Guidelines adherence and hypertension control at a tertiary hospital in Malaysia


Mr Nafees Ahmad, Department of Clinical Pharmacy, School of Pharmaceutical Sciences, Universiti Sains Malaysia, Pulau Pinang 11800, Malaysia, E-mail:


Rationale, aims and objectives  Existing literature suggests that doctors' poor adherence with guidelines is one of the major contributing factors to suboptimal control of hypertension. This study aims to evaluate doctors' adherence with Malaysian clinical practice guideline (CPG 2008) in a tertiary care hospital, and factors associated with guideline adherence and hypertension control.

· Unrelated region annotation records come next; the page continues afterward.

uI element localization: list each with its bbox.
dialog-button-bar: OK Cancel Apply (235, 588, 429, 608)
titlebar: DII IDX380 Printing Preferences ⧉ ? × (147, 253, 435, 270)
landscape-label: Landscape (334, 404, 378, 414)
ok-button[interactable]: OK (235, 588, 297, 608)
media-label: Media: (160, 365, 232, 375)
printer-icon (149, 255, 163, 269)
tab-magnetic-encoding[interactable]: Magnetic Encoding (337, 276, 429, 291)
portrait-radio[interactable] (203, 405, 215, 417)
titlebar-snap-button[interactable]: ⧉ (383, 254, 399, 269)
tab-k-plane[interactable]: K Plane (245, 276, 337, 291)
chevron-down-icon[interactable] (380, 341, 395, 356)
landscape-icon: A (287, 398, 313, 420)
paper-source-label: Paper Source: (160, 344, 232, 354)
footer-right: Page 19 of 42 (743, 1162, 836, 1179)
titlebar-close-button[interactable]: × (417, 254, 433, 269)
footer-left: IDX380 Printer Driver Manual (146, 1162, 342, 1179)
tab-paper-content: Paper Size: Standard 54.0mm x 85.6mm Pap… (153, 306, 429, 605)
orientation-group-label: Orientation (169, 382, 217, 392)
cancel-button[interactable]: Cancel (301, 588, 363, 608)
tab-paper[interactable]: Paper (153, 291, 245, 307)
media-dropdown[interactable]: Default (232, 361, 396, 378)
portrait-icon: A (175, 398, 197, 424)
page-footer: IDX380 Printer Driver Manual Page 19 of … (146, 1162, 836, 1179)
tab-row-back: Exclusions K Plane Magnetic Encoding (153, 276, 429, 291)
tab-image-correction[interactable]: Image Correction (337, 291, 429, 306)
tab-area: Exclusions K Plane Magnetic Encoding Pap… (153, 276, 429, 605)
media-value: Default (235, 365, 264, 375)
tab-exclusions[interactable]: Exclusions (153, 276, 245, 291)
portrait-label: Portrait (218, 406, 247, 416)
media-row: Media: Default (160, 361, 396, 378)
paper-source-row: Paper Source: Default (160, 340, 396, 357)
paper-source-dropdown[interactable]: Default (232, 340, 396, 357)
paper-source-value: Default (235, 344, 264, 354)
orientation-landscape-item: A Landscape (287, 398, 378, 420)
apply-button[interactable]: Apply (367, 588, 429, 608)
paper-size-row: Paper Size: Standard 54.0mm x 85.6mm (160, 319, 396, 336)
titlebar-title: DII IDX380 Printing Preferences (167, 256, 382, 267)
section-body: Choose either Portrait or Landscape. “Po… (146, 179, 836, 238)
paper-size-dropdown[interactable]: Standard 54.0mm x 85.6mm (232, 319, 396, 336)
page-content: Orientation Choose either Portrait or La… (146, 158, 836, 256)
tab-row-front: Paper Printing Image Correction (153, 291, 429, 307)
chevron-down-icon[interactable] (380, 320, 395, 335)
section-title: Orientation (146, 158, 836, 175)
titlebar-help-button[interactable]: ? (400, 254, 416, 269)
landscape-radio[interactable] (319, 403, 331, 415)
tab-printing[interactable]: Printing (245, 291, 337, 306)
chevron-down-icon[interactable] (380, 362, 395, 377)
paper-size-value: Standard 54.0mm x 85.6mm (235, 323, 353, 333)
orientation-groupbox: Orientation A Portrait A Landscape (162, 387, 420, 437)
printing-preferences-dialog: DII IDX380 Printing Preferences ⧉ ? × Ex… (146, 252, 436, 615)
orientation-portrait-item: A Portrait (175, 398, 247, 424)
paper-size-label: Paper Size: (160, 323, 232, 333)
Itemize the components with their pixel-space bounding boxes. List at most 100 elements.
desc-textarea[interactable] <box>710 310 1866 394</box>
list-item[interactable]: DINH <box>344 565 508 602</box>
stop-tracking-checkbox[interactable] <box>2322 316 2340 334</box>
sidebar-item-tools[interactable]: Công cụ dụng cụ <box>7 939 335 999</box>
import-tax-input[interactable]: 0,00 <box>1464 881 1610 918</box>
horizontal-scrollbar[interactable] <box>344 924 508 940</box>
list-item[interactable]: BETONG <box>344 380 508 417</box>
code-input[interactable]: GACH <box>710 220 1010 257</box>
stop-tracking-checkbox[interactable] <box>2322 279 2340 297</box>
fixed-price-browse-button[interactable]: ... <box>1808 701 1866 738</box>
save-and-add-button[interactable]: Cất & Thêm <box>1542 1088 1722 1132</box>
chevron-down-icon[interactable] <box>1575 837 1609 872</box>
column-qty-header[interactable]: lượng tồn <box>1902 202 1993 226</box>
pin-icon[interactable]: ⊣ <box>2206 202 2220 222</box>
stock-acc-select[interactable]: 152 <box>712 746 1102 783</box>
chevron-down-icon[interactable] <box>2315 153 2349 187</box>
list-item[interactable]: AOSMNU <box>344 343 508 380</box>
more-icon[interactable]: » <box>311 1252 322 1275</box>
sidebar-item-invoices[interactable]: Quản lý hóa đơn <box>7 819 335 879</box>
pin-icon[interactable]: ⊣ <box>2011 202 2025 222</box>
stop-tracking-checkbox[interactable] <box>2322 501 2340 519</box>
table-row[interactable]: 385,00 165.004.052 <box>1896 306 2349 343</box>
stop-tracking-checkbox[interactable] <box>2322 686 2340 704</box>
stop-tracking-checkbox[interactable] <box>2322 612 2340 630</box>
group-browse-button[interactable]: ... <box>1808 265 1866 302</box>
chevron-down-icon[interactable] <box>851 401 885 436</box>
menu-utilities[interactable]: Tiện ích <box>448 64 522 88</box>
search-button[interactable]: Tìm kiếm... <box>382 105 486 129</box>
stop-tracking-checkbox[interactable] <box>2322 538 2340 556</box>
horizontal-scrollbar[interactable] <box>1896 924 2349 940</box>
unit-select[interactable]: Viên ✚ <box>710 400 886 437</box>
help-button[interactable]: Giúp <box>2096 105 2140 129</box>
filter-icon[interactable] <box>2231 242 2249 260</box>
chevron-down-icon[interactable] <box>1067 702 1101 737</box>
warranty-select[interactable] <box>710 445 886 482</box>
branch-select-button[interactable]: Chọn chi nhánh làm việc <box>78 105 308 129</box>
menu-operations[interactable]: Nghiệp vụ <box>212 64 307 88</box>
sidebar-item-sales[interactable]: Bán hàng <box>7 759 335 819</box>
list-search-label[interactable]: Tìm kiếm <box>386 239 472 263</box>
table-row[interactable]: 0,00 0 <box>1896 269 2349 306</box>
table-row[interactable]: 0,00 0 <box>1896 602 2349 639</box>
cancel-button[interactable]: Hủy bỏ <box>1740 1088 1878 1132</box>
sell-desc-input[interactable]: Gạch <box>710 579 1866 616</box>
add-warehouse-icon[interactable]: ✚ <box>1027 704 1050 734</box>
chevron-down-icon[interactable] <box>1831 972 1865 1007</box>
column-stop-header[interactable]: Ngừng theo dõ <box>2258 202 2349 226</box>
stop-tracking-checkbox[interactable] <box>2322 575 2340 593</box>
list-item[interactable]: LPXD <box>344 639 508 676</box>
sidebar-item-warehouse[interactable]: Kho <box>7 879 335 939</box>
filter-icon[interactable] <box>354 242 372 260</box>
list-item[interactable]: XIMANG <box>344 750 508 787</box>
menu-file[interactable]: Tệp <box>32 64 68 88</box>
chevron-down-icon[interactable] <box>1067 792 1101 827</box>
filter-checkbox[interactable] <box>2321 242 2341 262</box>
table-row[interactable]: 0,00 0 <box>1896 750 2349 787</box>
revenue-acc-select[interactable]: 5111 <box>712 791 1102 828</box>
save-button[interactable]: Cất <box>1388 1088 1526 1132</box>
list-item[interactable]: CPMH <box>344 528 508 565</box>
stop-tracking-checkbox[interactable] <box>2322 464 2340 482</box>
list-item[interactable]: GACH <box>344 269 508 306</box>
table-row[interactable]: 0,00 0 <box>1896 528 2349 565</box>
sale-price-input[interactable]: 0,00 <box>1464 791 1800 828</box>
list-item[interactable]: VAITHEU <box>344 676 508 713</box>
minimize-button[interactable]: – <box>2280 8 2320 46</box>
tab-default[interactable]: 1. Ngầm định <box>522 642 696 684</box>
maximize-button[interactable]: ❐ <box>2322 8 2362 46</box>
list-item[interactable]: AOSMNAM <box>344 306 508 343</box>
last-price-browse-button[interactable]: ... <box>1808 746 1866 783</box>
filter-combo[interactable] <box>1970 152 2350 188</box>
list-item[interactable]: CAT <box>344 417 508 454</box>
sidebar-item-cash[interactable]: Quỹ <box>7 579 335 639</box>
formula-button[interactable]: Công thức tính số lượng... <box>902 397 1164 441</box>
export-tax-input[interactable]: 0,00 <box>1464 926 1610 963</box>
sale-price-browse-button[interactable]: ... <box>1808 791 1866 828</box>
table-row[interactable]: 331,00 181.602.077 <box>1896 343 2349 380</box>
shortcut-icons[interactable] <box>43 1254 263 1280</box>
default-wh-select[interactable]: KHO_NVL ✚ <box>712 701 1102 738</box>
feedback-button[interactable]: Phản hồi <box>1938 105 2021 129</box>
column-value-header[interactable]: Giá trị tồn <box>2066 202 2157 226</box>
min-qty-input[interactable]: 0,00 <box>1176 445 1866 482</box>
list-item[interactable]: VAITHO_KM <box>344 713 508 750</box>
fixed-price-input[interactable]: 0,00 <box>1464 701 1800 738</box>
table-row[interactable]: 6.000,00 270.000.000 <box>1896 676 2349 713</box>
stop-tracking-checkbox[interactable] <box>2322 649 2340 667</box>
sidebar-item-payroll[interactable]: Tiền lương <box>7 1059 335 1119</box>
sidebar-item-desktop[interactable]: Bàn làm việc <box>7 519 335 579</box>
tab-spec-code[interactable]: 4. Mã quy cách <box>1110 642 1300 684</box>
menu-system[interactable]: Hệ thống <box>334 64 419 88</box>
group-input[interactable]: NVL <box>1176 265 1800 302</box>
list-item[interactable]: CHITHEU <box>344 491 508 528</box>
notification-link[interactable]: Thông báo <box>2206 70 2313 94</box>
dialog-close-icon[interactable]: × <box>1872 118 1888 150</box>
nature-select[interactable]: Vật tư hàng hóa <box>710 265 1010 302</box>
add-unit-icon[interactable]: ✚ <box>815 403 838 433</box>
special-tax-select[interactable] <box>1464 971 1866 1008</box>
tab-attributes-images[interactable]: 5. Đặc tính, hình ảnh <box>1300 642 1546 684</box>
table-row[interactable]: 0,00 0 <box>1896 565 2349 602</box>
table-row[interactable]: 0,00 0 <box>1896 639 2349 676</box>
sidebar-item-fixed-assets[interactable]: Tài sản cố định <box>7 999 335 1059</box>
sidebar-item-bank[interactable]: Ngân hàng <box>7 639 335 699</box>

Methods  This was a cross-sectional study conducted at Hospital Pulau Pinang, Penang, Malaysia. Prescriptions written by 26 enrolled doctors to 650 established hypertensive outpatients (25 prescriptions per enrolled doctor) were noted on visit 1 along with patients' demographic and clinical data. The noted prescriptions were classified either as compliant or non-compliant to CPG (2008). Five hundred twenty (80%) of the enrolled patients (20 patients per enrolled doctor) were followed for one more visit. Blood pressure (BP) noted on visit 2 was related to the prescription written on visit 1. SPSS 16 (SPSS Inc., Chicago, IL, USA) was used for data analysis.

Results  Three hundred forty-nine (67.1%) patients received guidelines compliant pharmacotherapy. In multivariate analysis, hypertension clinic had significant negative association with guidelines adherence. Two hundred sixty-five patients (51%) were at goal BP on visit 2. In multivariate analysis, angiotensin-converting enzyme inhibitors and guidelines adherence had significant positive, while renal disease, diabetes mellitus and diabetic clinic had significant negative association with hypertension control.

Conclusions  An overall fair level of adherence with guidelines and better control of hypertension was observed. Guidelines compliant practices resulted in better control of hypertension. The gaps between what guidelines recommend and clinical practice were especially seen in the pharmacotherapy of uncomplicated hypertension and hypertension with diabetes mellitus and renal disease.